April 16, 1956 -- Architects present a full-size mock-up of a cadet room to Air Force officials.

April 16, 2009 -- The biography of Lt. Gen. Hubert Harmon, "Harmon: Airman, Officer, Father of the Air Force Academy" by Phillip Meilinger, is released. The tome is sponsored by The Friends of the Air Force Academy Library.

April 17, 2009 -- The Gen. Hubert R. Harmon Memorial, a gift from the Class of '59 with support from the Air Training Officers and the Harmon family, is dedicated during the Class of '59's 50-year reunion, April 17, 2009. Due to blizzard conditions, the dedication takes place in Arnold Hall but most attending brave the elements to visit the site.

April 18, 1942 -- Lt. Col. James Doolittle, the namesake of the Academy Association of Graduates building and exemplar for the Class of 2000, leads 16 B-25 aircraft from the USS Hornet in the first raid on Tokyo. Although all aircraft are lost, 14 crews survived. Doolittle was awarded the Medal of Honor and the other flyers received the Distinguished Flying Cross.

April 18, 1984 -- The Association of Graduates selects Sen. Barry Goldwater (R-Ariz.) as its third Honorary Member. Goldwater, namesake of the Academy's Visitor Center, was a major general in the Air Force Reserve and served five terms in the Senate. Honorary membership may be awarded to persons who have rendered outstanding service to the Air Force or the Academy. Membership is limited to 25 living persons.

April 19, 2012 -- The Academy Cyber Competition Team wins the 2012 NSA Cyber Defense exercise. The cadet team not only defeated the U.S. Military Academy, the Naval Academy the Coast Guard Academy, but scored higher than teams from the Air Force Institute of Technology and from the Royal Military College of Canada.

April 20, 2000 -- The Commandant of Cadets sponsors a "Casual Day." This was the first time cadets were allowed to wear civilian clothing to class. The casual day was to reward the Cadet Wing's outstanding performance during the semester and for its generosity in support of Wing Open Charities.

April 21, 2003 -- Rhodes scholar Bart Holaday, a 1965 Academy graduate, and his wife Lynn establish a scholarship to send cadets to Oxford University. The Holaday Scholarship, named in honor of his Holoday's mother, is awarded annually to the top-ranking Academy graduate who competes for, but does not win, a Rhodes scholarship.

April 22, 1968 -- With construction complete, the final acceptance and transfer of the Field House is made.

April 22, 1993 -- The Academy's recycling center opens for business near the South Gate.

April 22, 2009 -- Astronaut and former Sen. John Glenn is presented the 2008 Thomas D. White Award.

April 22, 2012 -- The Academy Cyber Competition Team takes second place in the National Collegiate Cyber Defense Competition.

April 23, 1966 -- Capt.
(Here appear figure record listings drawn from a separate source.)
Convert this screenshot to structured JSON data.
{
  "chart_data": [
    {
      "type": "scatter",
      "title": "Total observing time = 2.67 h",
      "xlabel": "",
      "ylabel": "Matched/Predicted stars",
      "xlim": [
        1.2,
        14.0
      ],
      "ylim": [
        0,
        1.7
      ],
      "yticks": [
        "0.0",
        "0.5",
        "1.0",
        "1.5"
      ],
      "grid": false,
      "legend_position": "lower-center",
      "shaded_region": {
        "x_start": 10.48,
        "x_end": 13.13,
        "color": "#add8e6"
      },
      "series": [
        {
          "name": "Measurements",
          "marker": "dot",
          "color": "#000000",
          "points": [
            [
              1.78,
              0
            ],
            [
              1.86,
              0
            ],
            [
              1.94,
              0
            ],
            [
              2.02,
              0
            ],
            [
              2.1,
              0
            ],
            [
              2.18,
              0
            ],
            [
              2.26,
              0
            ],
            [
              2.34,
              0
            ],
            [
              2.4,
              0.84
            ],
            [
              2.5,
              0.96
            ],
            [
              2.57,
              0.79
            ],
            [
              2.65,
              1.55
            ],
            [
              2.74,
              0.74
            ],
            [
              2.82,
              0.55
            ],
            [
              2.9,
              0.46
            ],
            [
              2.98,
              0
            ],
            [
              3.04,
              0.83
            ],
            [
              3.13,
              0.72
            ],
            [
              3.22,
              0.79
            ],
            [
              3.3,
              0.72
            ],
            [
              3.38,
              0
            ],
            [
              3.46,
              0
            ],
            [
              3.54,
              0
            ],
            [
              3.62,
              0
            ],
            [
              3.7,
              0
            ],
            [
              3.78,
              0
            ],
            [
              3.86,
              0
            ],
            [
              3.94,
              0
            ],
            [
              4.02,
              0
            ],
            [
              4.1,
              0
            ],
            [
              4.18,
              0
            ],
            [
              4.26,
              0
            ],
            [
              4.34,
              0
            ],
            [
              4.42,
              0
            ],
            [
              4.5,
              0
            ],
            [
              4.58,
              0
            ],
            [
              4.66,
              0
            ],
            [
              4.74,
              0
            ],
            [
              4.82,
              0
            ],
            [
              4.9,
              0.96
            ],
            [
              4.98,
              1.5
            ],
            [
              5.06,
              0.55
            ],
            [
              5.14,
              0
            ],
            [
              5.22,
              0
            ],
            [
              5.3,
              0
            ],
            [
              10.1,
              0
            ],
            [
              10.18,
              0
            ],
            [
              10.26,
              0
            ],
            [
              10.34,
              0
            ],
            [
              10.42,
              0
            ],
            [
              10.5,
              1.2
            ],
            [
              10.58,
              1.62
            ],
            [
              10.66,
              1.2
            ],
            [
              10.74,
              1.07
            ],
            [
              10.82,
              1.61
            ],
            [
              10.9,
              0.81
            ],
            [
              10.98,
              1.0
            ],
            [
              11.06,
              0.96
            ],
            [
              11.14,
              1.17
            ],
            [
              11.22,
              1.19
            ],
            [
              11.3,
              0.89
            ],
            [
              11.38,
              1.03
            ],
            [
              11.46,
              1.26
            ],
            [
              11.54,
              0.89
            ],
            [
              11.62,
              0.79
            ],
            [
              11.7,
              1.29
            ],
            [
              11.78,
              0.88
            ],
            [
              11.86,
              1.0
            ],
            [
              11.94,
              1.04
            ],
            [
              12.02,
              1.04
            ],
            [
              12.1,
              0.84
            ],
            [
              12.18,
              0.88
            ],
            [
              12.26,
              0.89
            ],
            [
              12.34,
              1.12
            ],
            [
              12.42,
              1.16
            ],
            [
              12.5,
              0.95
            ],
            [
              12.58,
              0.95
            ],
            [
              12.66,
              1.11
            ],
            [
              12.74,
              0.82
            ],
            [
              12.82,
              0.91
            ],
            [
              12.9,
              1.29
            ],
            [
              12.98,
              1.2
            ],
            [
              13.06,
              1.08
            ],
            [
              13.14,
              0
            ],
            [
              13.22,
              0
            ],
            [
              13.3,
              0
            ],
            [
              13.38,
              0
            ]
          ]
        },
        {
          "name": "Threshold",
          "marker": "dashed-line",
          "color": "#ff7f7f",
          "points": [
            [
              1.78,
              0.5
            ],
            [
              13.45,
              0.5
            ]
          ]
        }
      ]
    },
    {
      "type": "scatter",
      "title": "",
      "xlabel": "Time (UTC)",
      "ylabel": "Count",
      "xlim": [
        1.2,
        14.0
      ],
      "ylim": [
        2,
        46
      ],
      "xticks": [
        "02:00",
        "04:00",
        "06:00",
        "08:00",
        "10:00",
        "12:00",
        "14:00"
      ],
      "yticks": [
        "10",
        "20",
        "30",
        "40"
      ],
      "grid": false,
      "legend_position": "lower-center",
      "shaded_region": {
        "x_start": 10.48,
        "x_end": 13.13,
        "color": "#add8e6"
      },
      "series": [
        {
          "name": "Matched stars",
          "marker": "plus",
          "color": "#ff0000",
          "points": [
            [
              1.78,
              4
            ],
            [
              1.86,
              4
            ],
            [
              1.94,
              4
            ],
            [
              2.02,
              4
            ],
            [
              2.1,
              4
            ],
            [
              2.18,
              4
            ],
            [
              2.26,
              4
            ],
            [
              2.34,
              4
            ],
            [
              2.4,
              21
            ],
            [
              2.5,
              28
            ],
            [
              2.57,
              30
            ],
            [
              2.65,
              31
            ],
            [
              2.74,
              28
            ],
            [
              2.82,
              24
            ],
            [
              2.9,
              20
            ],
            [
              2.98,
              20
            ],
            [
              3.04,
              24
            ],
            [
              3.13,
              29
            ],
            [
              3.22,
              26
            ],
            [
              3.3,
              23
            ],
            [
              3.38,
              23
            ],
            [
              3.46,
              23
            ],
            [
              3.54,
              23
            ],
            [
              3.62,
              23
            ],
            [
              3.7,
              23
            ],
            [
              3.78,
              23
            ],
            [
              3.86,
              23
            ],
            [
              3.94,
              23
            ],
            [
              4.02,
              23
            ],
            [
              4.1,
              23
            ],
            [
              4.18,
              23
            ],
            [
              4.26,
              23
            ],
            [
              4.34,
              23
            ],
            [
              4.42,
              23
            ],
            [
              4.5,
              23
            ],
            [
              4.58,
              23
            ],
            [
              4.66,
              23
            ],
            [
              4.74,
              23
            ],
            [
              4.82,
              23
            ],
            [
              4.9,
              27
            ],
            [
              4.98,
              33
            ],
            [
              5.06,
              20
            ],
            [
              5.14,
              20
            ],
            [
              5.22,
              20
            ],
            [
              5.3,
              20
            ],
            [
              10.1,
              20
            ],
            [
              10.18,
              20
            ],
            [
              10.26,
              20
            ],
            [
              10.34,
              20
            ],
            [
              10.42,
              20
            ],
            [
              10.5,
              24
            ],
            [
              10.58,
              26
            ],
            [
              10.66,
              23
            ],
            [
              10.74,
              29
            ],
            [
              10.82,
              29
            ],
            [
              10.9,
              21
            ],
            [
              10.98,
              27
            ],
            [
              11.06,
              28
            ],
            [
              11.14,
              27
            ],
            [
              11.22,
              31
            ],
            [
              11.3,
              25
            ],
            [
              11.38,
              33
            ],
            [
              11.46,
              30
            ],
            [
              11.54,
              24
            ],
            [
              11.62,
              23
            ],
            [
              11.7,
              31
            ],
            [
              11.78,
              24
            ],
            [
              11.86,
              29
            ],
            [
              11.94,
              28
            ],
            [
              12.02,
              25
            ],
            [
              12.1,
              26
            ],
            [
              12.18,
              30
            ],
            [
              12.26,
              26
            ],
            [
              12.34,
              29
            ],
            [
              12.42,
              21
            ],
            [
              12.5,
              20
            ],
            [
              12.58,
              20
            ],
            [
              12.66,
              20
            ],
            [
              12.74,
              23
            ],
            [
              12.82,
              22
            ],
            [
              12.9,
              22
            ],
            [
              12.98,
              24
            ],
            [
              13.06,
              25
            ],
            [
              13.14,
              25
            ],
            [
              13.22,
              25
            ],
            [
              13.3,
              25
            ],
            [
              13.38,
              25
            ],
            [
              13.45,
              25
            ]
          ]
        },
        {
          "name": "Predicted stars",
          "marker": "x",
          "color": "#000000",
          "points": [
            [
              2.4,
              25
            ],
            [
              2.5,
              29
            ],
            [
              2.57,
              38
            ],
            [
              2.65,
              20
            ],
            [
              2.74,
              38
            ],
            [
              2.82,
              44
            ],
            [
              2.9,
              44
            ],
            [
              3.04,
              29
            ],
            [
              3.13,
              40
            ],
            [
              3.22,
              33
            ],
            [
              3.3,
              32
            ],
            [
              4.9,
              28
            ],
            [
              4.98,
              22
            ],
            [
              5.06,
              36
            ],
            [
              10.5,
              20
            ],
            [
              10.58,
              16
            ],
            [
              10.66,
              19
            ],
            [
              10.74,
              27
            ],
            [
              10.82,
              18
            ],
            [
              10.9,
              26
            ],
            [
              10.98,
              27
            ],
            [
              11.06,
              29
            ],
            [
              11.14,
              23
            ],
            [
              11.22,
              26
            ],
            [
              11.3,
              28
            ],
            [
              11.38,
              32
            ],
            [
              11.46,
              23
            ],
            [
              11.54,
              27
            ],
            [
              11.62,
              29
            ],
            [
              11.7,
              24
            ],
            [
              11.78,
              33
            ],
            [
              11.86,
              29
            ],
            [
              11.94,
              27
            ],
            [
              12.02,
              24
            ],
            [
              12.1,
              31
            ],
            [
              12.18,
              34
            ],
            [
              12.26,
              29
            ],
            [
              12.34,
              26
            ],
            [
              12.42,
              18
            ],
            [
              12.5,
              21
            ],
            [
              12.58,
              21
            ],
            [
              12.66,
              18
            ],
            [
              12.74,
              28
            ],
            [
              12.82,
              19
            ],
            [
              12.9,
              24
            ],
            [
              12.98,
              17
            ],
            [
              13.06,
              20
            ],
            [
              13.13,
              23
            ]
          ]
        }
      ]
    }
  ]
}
Robert Blake, a 1959 Academy graduate, is the first graduate to shoot down an enemy aircraft in aerial combat. He destroys a MiG-17 north of Hanoi while piloting an F-4C aircraft.

April 23, 1979 -- Former President Gerald R. Ford begins a four-day visit to the Academy, and teaches political science classes and addresses the entire Cadet Wing in the Field House as part of the Academy's 25-year commemorative activities. His topic? "The Role of the Military Officer in our Government System."

(Editor’s note: This list of achievements was created by Steven Simon, a 1977 Academy graduate.)